In April the U.S. Department of the Interior issued an advanced notice of proposed rulemaking (ANPR) seeking comments on a handful of economic issues surrounding the leasing of federal lands for oil and gas development. Most of the questions raised in the ANPR concern aspects of the “government take” – the royalty rates, minimum bids, annual rental rates, bonding requirements, and non-compliance penalties – arising from the leasing program.
One of the questions asked raises a broader point: “Should the [U.S. Bureau of Land Management (BLM)] consider other factors in determining what royalty level might provide a fair return, such as life cycle costs, externalities, or the social costs associated with the extraction and use of the oil and gas resources? If the BLM should consider such factors, please explain how it should do so.”

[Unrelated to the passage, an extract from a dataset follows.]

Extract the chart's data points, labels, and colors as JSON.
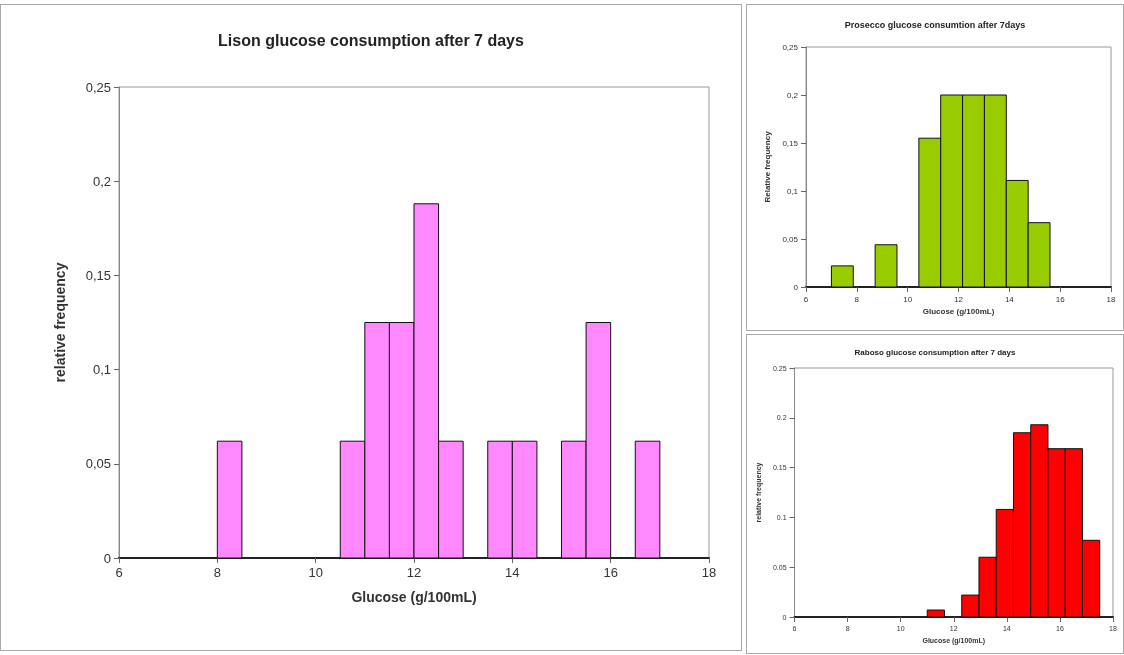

In a public interest comment recently filed in the ANPR docket, Shawn Regan of the Property and Environment Research Center and I suggest an answer to this question on social costs. Quoting from our comment:
Federal lands offered for oil and gas leasing often contain a wide range of non-energy characteristics. If the BLM could accurately determine the full social cost of developing energy resources for each property, in principle the value could be employed as a property-specific minimum acceptable bid in the lease auction. Such a change would ensure that properties are developed only when the value of the energy resources produced is expected to be greater than the value of the environmental benefits sacrificed.
Two problems arise. First, under current federal law BLM is constrained to employ a single minimum acceptable bid nationwide. Second, and more importantly, federal lands are potentially valued for a wide variety of use and non-use values, some of which values complement each other and some of which conflict. No method reliably integrates the variety of diverse, predominantly subjective, and sometimes conflicting values into a single, uncontroversial auction reserve price.

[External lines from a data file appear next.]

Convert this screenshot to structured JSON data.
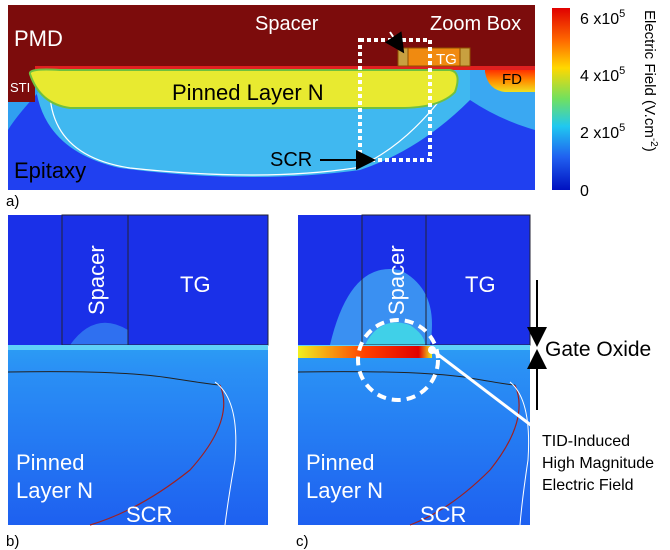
{
  "panel_a": {
    "label": "a)",
    "pmd": "PMD",
    "sti": "STI",
    "spacer": "Spacer",
    "zoom_box": "Zoom Box",
    "tg": "TG",
    "fd": "FD",
    "pinned_layer": "Pinned Layer N",
    "scr": "SCR",
    "epitaxy": "Epitaxy"
  },
  "colorbar": {
    "title": "Electric Field (V.cm",
    "title_exp": "-2",
    "title_end": ")",
    "ticks": [
      {
        "base": "6 x10",
        "exp": "5"
      },
      {
        "base": "4 x10",
        "exp": "5"
      },
      {
        "base": "2 x10",
        "exp": "5"
      },
      {
        "base": "0"
      }
    ]
  },
  "panel_b": {
    "label": "b)",
    "spacer": "Spacer",
    "tg": "TG",
    "pinned_layer": [
      "Pinned",
      "Layer N"
    ],
    "scr": "SCR"
  },
  "panel_c": {
    "label": "c)",
    "spacer": "Spacer",
    "tg": "TG",
    "pinned_layer": [
      "Pinned",
      "Layer N"
    ],
    "scr": "SCR",
    "gate_oxide": "Gate Oxide",
    "annotation": [
      "TID-Induced",
      "High Magnitude",
      "Electric Field"
    ]
  }
}
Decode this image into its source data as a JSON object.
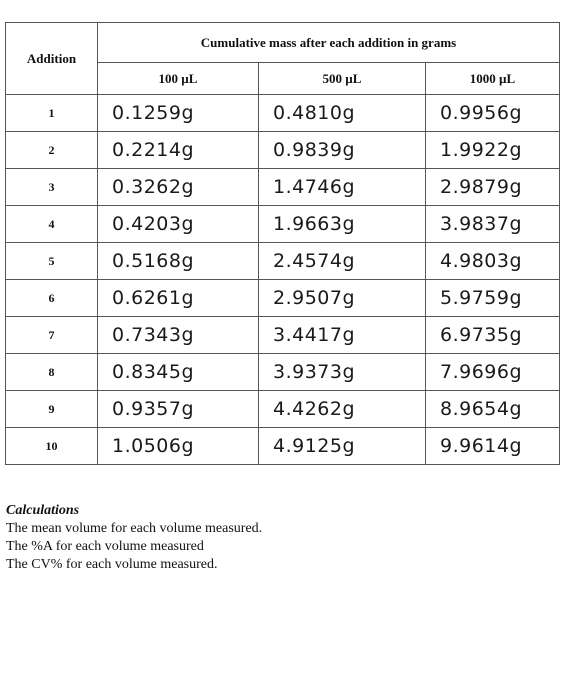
{
  "table": {
    "header": {
      "addition": "Addition",
      "span": "Cumulative mass after each addition in grams",
      "columns": [
        "100 µL",
        "500 µL",
        "1000 µL"
      ]
    },
    "rows": [
      [
        "1",
        "0.1259g",
        "0.4810g",
        "0.9956g"
      ],
      [
        "2",
        "0.2214g",
        "0.9839g",
        "1.9922g"
      ],
      [
        "3",
        "0.3262g",
        "1.4746g",
        "2.9879g"
      ],
      [
        "4",
        "0.4203g",
        "1.9663g",
        "3.9837g"
      ],
      [
        "5",
        "0.5168g",
        "2.4574g",
        "4.9803g"
      ],
      [
        "6",
        "0.6261g",
        "2.9507g",
        "5.9759g"
      ],
      [
        "7",
        "0.7343g",
        "3.4417g",
        "6.9735g"
      ],
      [
        "8",
        "0.8345g",
        "3.9373g",
        "7.9696g"
      ],
      [
        "9",
        "0.9357g",
        "4.4262g",
        "8.9654g"
      ],
      [
        "10",
        "1.0506g",
        "4.9125g",
        "9.9614g"
      ]
    ]
  },
  "calculations": {
    "title": "Calculations",
    "lines": [
      "The mean volume for each volume measured.",
      "The %A for each volume measured",
      "The CV% for each volume measured."
    ]
  }
}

We suggest that these subjective and conflicting values could be incorporated into federal land practices by direct participation of recreation, environmental, and conservation groups in oil and gas auctions. Should these groups desire that a property be held out of development, they simply need to outbid oil and gas developers in the lease auction.
In this system, the highest bid from a conservation group serves as a reserve price. An oil and gas developer would have to bid higher than the highest conservation group bid to obtain the lease. Should a conservation group bid the highest, it obtains the rights to either develop oil and gas resources or hold the property out of development. The greater the conservation values at stake, the greater would be the likely bids from conservation groups. The process would at least in part mimic a system in which the BLM could measure the social costs of oil and gas development and employ that measurement as a minimum bid price in the lease sale.

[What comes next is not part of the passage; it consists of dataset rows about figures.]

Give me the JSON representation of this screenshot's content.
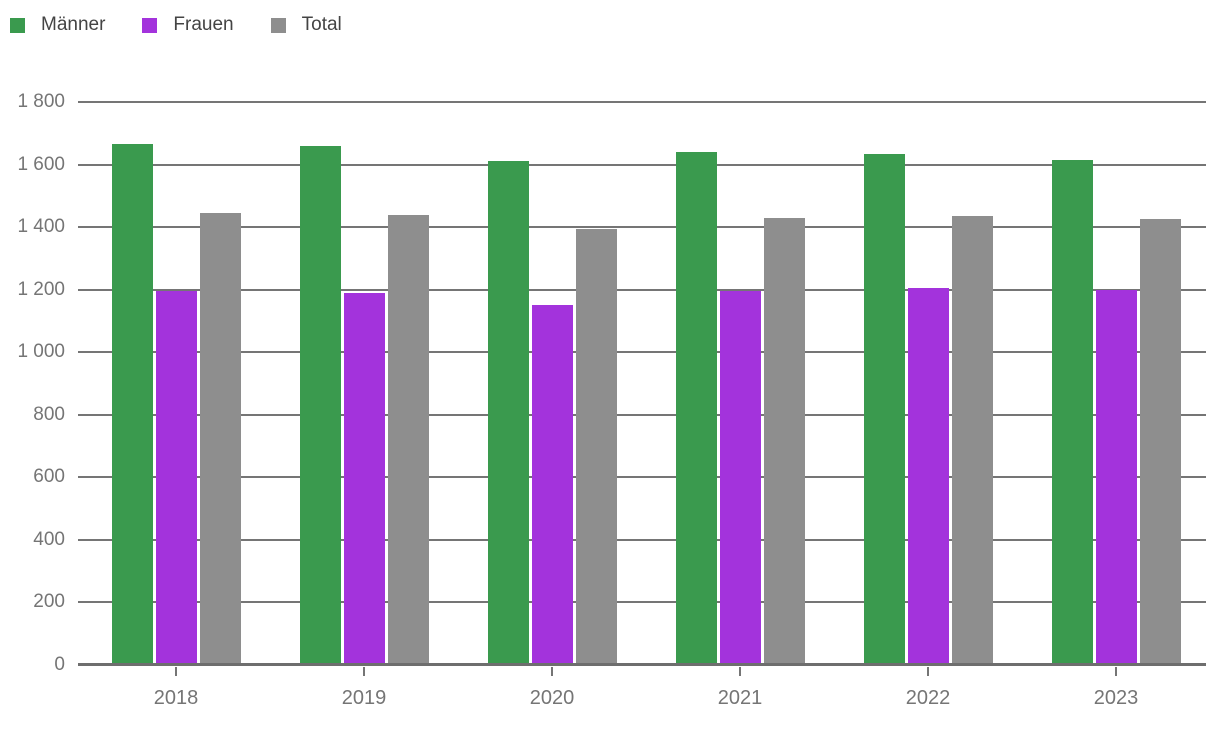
{
  "chart_data": {
    "type": "bar",
    "title": "",
    "categories": [
      "2018",
      "2019",
      "2020",
      "2021",
      "2022",
      "2023"
    ],
    "series": [
      {
        "name": "Männer",
        "color": "#3a9a4e",
        "values": [
          1665,
          1660,
          1610,
          1640,
          1635,
          1615
        ]
      },
      {
        "name": "Frauen",
        "color": "#a333dc",
        "values": [
          1195,
          1190,
          1150,
          1195,
          1205,
          1200
        ]
      },
      {
        "name": "Total",
        "color": "#8e8e8e",
        "values": [
          1445,
          1440,
          1395,
          1430,
          1435,
          1425
        ]
      }
    ],
    "xlabel": "",
    "ylabel": "",
    "ylim": [
      0,
      1800
    ],
    "ytick_interval": 200,
    "ytick_labels": [
      "0",
      "200",
      "400",
      "600",
      "800",
      "1 000",
      "1 200",
      "1 400",
      "1 600",
      "1 800"
    ],
    "grid": true,
    "legend_position": "top-left",
    "axis_color": "#757575",
    "label_color": "#757575",
    "legend_text_color": "#444444"
  }
}
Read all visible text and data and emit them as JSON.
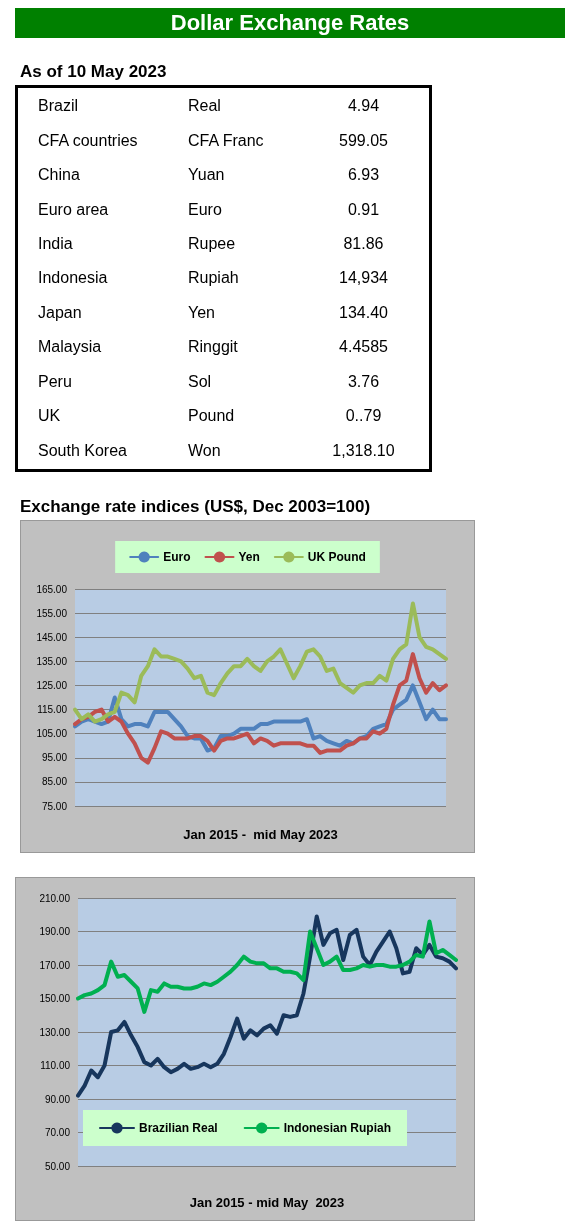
{
  "chart_data": [
    {
      "type": "other",
      "title": "Dollar Exchange Rates",
      "subtitle": "As of 10 May 2023",
      "cell_labels": [
        [
          "Brazil",
          "Real",
          "4.94"
        ],
        [
          "CFA countries",
          "CFA Franc",
          "599.05"
        ],
        [
          "China",
          "Yuan",
          "6.93"
        ],
        [
          "Euro area",
          "Euro",
          "0.91"
        ],
        [
          "India",
          "Rupee",
          "81.86"
        ],
        [
          "Indonesia",
          "Rupiah",
          "14,934"
        ],
        [
          "Japan",
          "Yen",
          "134.40"
        ],
        [
          "Malaysia",
          "Ringgit",
          "4.4585"
        ],
        [
          "Peru",
          "Sol",
          "3.76"
        ],
        [
          "UK",
          "Pound",
          "0..79"
        ],
        [
          "South Korea",
          "Won",
          "1,318.10"
        ]
      ]
    },
    {
      "type": "line",
      "title": "Exchange rate indices (US$, Dec 2003=100)",
      "xlabel": "Jan 2015 -  mid May 2023",
      "categories": [
        null,
        null,
        null,
        null,
        null,
        null,
        null,
        null,
        null,
        null,
        null,
        null,
        null,
        null,
        null,
        null,
        null,
        null,
        null,
        null,
        null,
        null,
        null,
        null,
        null,
        null,
        null,
        null,
        null,
        null,
        null,
        null,
        null,
        null,
        null,
        null,
        null,
        null,
        null,
        null,
        null,
        null,
        null,
        null,
        null,
        null,
        null,
        null,
        null,
        null,
        null,
        null,
        null,
        null,
        null,
        null,
        null
      ],
      "series": [
        {
          "name": "Euro",
          "color": "#4f81bd",
          "values": [
            108,
            110,
            111,
            110,
            109,
            110,
            120,
            111,
            108,
            109,
            109,
            108,
            114,
            114,
            114,
            111,
            108,
            104,
            103,
            103,
            98,
            99,
            104,
            104,
            105,
            107,
            107,
            107,
            109,
            109,
            110,
            110,
            110,
            110,
            110,
            111,
            103,
            104,
            102,
            101,
            100,
            102,
            101,
            103,
            104,
            107,
            108,
            109,
            115,
            117,
            119,
            125,
            118,
            111,
            115,
            111,
            111
          ]
        },
        {
          "name": "Yen",
          "color": "#c0504d",
          "values": [
            109,
            111,
            112,
            114,
            115,
            110,
            112,
            110,
            105,
            101,
            95,
            93,
            99,
            106,
            105,
            103,
            103,
            103,
            104,
            104,
            102,
            98,
            102,
            103,
            103,
            104,
            105,
            101,
            103,
            102,
            100,
            101,
            101,
            101,
            101,
            100,
            100,
            97,
            98,
            98,
            98,
            100,
            101,
            103,
            103,
            106,
            105,
            107,
            117,
            125,
            127,
            138,
            128,
            122,
            126,
            123,
            125
          ]
        },
        {
          "name": "UK Pound",
          "color": "#9bbb59",
          "values": [
            115,
            111,
            113,
            110,
            111,
            113,
            114,
            122,
            121,
            118,
            129,
            133,
            140,
            137,
            137,
            136,
            135,
            132,
            128,
            129,
            122,
            121,
            126,
            130,
            133,
            133,
            136,
            133,
            131,
            135,
            137,
            140,
            134,
            128,
            133,
            139,
            140,
            137,
            131,
            132,
            126,
            124,
            122,
            125,
            126,
            126,
            129,
            127,
            136,
            140,
            142,
            159,
            145,
            141,
            140,
            138,
            136
          ]
        }
      ],
      "ylim": [
        75,
        165
      ],
      "yticks": [
        {
          "value": 75,
          "label": "75.00"
        },
        {
          "value": 85,
          "label": "85.00"
        },
        {
          "value": 95,
          "label": "95.00"
        },
        {
          "value": 105,
          "label": "105.00"
        },
        {
          "value": 115,
          "label": "115.00"
        },
        {
          "value": 125,
          "label": "125.00"
        },
        {
          "value": 135,
          "label": "135.00"
        },
        {
          "value": 145,
          "label": "145.00"
        },
        {
          "value": 155,
          "label": "155.00"
        },
        {
          "value": 165,
          "label": "165.00"
        }
      ],
      "grid": "y",
      "legend": "top",
      "marker": "none",
      "line_style": "solid"
    },
    {
      "type": "line",
      "xlabel": "Jan 2015 - mid May  2023",
      "categories": [
        null,
        null,
        null,
        null,
        null,
        null,
        null,
        null,
        null,
        null,
        null,
        null,
        null,
        null,
        null,
        null,
        null,
        null,
        null,
        null,
        null,
        null,
        null,
        null,
        null,
        null,
        null,
        null,
        null,
        null,
        null,
        null,
        null,
        null,
        null,
        null,
        null,
        null,
        null,
        null,
        null,
        null,
        null,
        null,
        null,
        null,
        null,
        null,
        null,
        null,
        null,
        null,
        null,
        null,
        null,
        null,
        null,
        null
      ],
      "series": [
        {
          "name": "Brazilian Real",
          "color": "#17365d",
          "values": [
            92,
            98,
            107,
            103,
            110,
            130,
            131,
            136,
            128,
            121,
            112,
            110,
            114,
            109,
            106,
            108,
            111,
            108,
            109,
            111,
            109,
            111,
            117,
            127,
            138,
            126,
            131,
            128,
            132,
            134,
            129,
            140,
            139,
            140,
            153,
            175,
            199,
            182,
            189,
            191,
            173,
            188,
            191,
            175,
            170,
            178,
            184,
            190,
            180,
            165,
            166,
            180,
            176,
            182,
            175,
            174,
            172,
            168
          ]
        },
        {
          "name": "Indonesian Rupiah",
          "color": "#00b050",
          "values": [
            150,
            152,
            153,
            155,
            158,
            172,
            163,
            164,
            160,
            156,
            142,
            155,
            154,
            159,
            157,
            157,
            156,
            156,
            157,
            159,
            158,
            160,
            163,
            166,
            170,
            175,
            172,
            171,
            171,
            168,
            168,
            166,
            166,
            165,
            161,
            190,
            180,
            170,
            172,
            175,
            167,
            167,
            168,
            170,
            169,
            170,
            170,
            169,
            169,
            170,
            172,
            176,
            175,
            196,
            177,
            179,
            176,
            173
          ]
        }
      ],
      "ylim": [
        50,
        210
      ],
      "yticks": [
        {
          "value": 50,
          "label": "50.00"
        },
        {
          "value": 70,
          "label": "70.00"
        },
        {
          "value": 90,
          "label": "90.00"
        },
        {
          "value": 110,
          "label": "110.00"
        },
        {
          "value": 130,
          "label": "130.00"
        },
        {
          "value": 150,
          "label": "150.00"
        },
        {
          "value": 170,
          "label": "170.00"
        },
        {
          "value": 190,
          "label": "190.00"
        },
        {
          "value": 210,
          "label": "210.00"
        }
      ],
      "grid": "y",
      "legend": "bottom",
      "marker": "none",
      "line_style": "solid"
    }
  ]
}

We do not claim our suggestion would work perfectly, only that it provides an approach to bringing social costs into the leasing system and no administrative system would do a better job. Our proposal is not fully developed in the comment filed, but we do address a few obvious questions.
Feedback appreciated, so take a look and let us know what you think.
So far only one other “academic-y” comment filed in the docket. Jayni Foley Hein of the NYU School of Law submitted a detailed report, “Harmonizing Preservation and Production: How Modernizing the Department of Interior’s Fiscal Terms for Oil, Gas, and Coal Leases Can Ensure a Fair Return to the American Public.” (Have not had a chance to read it yet.)
By the way, the deadline for comments in response to the ANPR has been extended to June 19, so if you have a view on social costs or the government take associated with oil and gas leasing on federal lands, feel free to let the Department know how you feel.